Konzept Waldbau

Dem Wald helfen - ein Experiment

Der Wald steht heute «unter Druck wie nie», heisst es im Waldbericht des Bundesamtes für Umwelt, 2025. Dafür werden vor allem die Klimaerwärmung und die hohe Stickstofflast verantwortlich gemacht.

Bemerkenswerterweise wird die intensive, industrialisierte Holznutzung der letzten 20 Jahre nicht erwähnt. Noch nie wurden unsere Wälder so systematisch durchforstet und noch nie sind so schwere Maschinen für die Holzernte eingesetzt worden und trotzdem werden diese Faktoren nicht als Belastung für den Wald wahrgenommen.

Wälder «fit für die Zukunft machen»

Wegen diesem hohen Druck, will das Bundesamt für Umwelt zusammen mit ETH-Forst-WissenschaftlerInnen dem Wald helfen, indem sie ihn mit Bäumen der Zukunft aufforsten.

Nach Aussagen des Leiters der Schweiz. Forschungsanstalt, WSL, Rolf Holderegger, kennt man diese klimafitten Bäume noch nicht, die unseren Wald retten sollen. Das wird zur Zeit untersucht. Obwohl man die Bäume also noch nicht kennt und es deshalb auch noch keine bewährten Referenzflächen geben kann, werden viele und oft grosse Flächen vom einheimischen Wald abgeholzt und das Ökosystem weitgehend auf Null gesetzt.

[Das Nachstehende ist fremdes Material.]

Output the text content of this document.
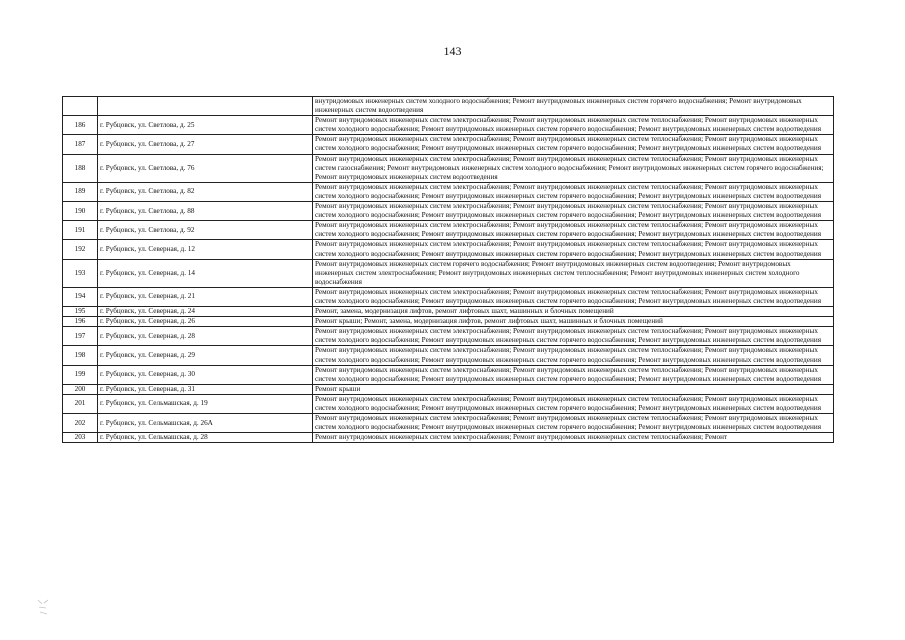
143
		внутридомовых инженерных систем холодного водоснабжения; Ремонт внутридомовых инженерных систем горячего водоснабжения; Ремонт внутридомовых инженерных систем водоотведения
186	г. Рубцовск, ул. Светлова, д. 25	Ремонт внутридомовых инженерных систем электроснабжения; Ремонт внутридомовых инженерных систем теплоснабжения; Ремонт внутридомовых инженерных систем холодного водоснабжения; Ремонт внутридомовых инженерных систем горячего водоснабжения; Ремонт внутридомовых инженерных систем водоотведения
187	г. Рубцовск, ул. Светлова, д. 27	Ремонт внутридомовых инженерных систем электроснабжения; Ремонт внутридомовых инженерных систем теплоснабжения; Ремонт внутридомовых инженерных систем холодного водоснабжения; Ремонт внутридомовых инженерных систем горячего водоснабжения; Ремонт внутридомовых инженерных систем водоотведения
188	г. Рубцовск, ул. Светлова, д. 76	Ремонт внутридомовых инженерных систем электроснабжения; Ремонт внутридомовых инженерных систем теплоснабжения; Ремонт внутридомовых инженерных систем газоснабжения; Ремонт внутридомовых инженерных систем холодного водоснабжения; Ремонт внутридомовых инженерных систем горячего водоснабжения; Ремонт внутридомовых инженерных систем водоотведения
189	г. Рубцовск, ул. Светлова, д. 82	Ремонт внутридомовых инженерных систем электроснабжения; Ремонт внутридомовых инженерных систем теплоснабжения; Ремонт внутридомовых инженерных систем холодного водоснабжения; Ремонт внутридомовых инженерных систем горячего водоснабжения; Ремонт внутридомовых инженерных систем водоотведения
190	г. Рубцовск, ул. Светлова, д. 88	Ремонт внутридомовых инженерных систем электроснабжения; Ремонт внутридомовых инженерных систем теплоснабжения; Ремонт внутридомовых инженерных систем холодного водоснабжения; Ремонт внутридомовых инженерных систем горячего водоснабжения; Ремонт внутридомовых инженерных систем водоотведения
191	г. Рубцовск, ул. Светлова, д. 92	Ремонт внутридомовых инженерных систем электроснабжения; Ремонт внутридомовых инженерных систем теплоснабжения; Ремонт внутридомовых инженерных систем холодного водоснабжения; Ремонт внутридомовых инженерных систем горячего водоснабжения; Ремонт внутридомовых инженерных систем водоотведения
192	г. Рубцовск, ул. Северная, д. 12	Ремонт внутридомовых инженерных систем электроснабжения; Ремонт внутридомовых инженерных систем теплоснабжения; Ремонт внутридомовых инженерных систем холодного водоснабжения; Ремонт внутридомовых инженерных систем горячего водоснабжения; Ремонт внутридомовых инженерных систем водоотведения
193	г. Рубцовск, ул. Северная, д. 14	Ремонт внутридомовых инженерных систем горячего водоснабжения; Ремонт внутридомовых инженерных систем водоотведения; Ремонт внутридомовых инженерных систем электроснабжения; Ремонт внутридомовых инженерных систем теплоснабжения; Ремонт внутридомовых инженерных систем холодного водоснабжения
194	г. Рубцовск, ул. Северная, д. 21	Ремонт внутридомовых инженерных систем электроснабжения; Ремонт внутридомовых инженерных систем теплоснабжения; Ремонт внутридомовых инженерных систем холодного водоснабжения; Ремонт внутридомовых инженерных систем горячего водоснабжения; Ремонт внутридомовых инженерных систем водоотведения
195	г. Рубцовск, ул. Северная, д. 24	Ремонт, замена, модернизация лифтов, ремонт лифтовых шахт, машинных и блочных помещений
196	г. Рубцовск, ул. Северная, д. 26	Ремонт крыши; Ремонт, замена, модернизация лифтов, ремонт лифтовых шахт, машинных и блочных помещений
197	г. Рубцовск, ул. Северная, д. 28	Ремонт внутридомовых инженерных систем электроснабжения; Ремонт внутридомовых инженерных систем теплоснабжения; Ремонт внутридомовых инженерных систем холодного водоснабжения; Ремонт внутридомовых инженерных систем горячего водоснабжения; Ремонт внутридомовых инженерных систем водоотведения
198	г. Рубцовск, ул. Северная, д. 29	Ремонт внутридомовых инженерных систем электроснабжения; Ремонт внутридомовых инженерных систем теплоснабжения; Ремонт внутридомовых инженерных систем холодного водоснабжения; Ремонт внутридомовых инженерных систем горячего водоснабжения; Ремонт внутридомовых инженерных систем водоотведения
199	г. Рубцовск, ул. Северная, д. 30	Ремонт внутридомовых инженерных систем электроснабжения; Ремонт внутридомовых инженерных систем теплоснабжения; Ремонт внутридомовых инженерных систем холодного водоснабжения; Ремонт внутридомовых инженерных систем горячего водоснабжения; Ремонт внутридомовых инженерных систем водоотведения
200	г. Рубцовск, ул. Северная, д. 31	Ремонт крыши
201	г. Рубцовск, ул. Сельмашская, д. 19	Ремонт внутридомовых инженерных систем электроснабжения; Ремонт внутридомовых инженерных систем теплоснабжения; Ремонт внутридомовых инженерных систем холодного водоснабжения; Ремонт внутридомовых инженерных систем горячего водоснабжения; Ремонт внутридомовых инженерных систем водоотведения
202	г. Рубцовск, ул. Сельмашская, д. 26А	Ремонт внутридомовых инженерных систем электроснабжения; Ремонт внутридомовых инженерных систем теплоснабжения; Ремонт внутридомовых инженерных систем холодного водоснабжения; Ремонт внутридомовых инженерных систем горячего водоснабжения; Ремонт внутридомовых инженерных систем водоотведения
203	г. Рубцовск, ул. Сельмашская, д. 28	Ремонт внутридомовых инженерных систем электроснабжения; Ремонт внутридомовых инженерных систем теплоснабжения; Ремонт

Pantli Wald Schaffhausen - Beispiel für Waldumbau und Konzept Waldbau in der Schweiz
Nach Foto Pantli/SH

Das Ersetzen der einheimischen Bäume durch unbekannte, sog klimafitte Bäume, nennt man Waldbau oder Waldumbau.

Dieser Waldumbau ist das grösste Experiment mit unserem Wald, dass man je gemacht hat.

Unbedacht oder unberücksichtigt

  • *Selbst wenn diese «klimafitten Bäume» höhere Temperaturen und auch mehr Trockenheit tolerieren, ist es absolut unklar, ob sie sich bei uns niederlassen, natürlich verjüngen und integrieren werden.
  • *Grosse Lücken versetzen den verbleibenden Wald in einen immensen Stress. Sonnenlicht und Wind erwärmen den Boden und trocknen ihn aus. Das verändert die Lebensbedingungen für die gesamte Flora und Fauna.
  • *Jede Baumart ist mit der ihr gemässen Flora und Fauna vergesellschaftet. Diese spezifischen Gemeinschaften bilden zusammen mit den Bodenlebewesen die verschiedenen Waldgesellschaften. Wie jede florierende Gesellschaft basieren auch Waldgesellschaften auf Kooperation, nicht auf Konkurrenz; das macht sie erst zum funktionierenden Ökosystem.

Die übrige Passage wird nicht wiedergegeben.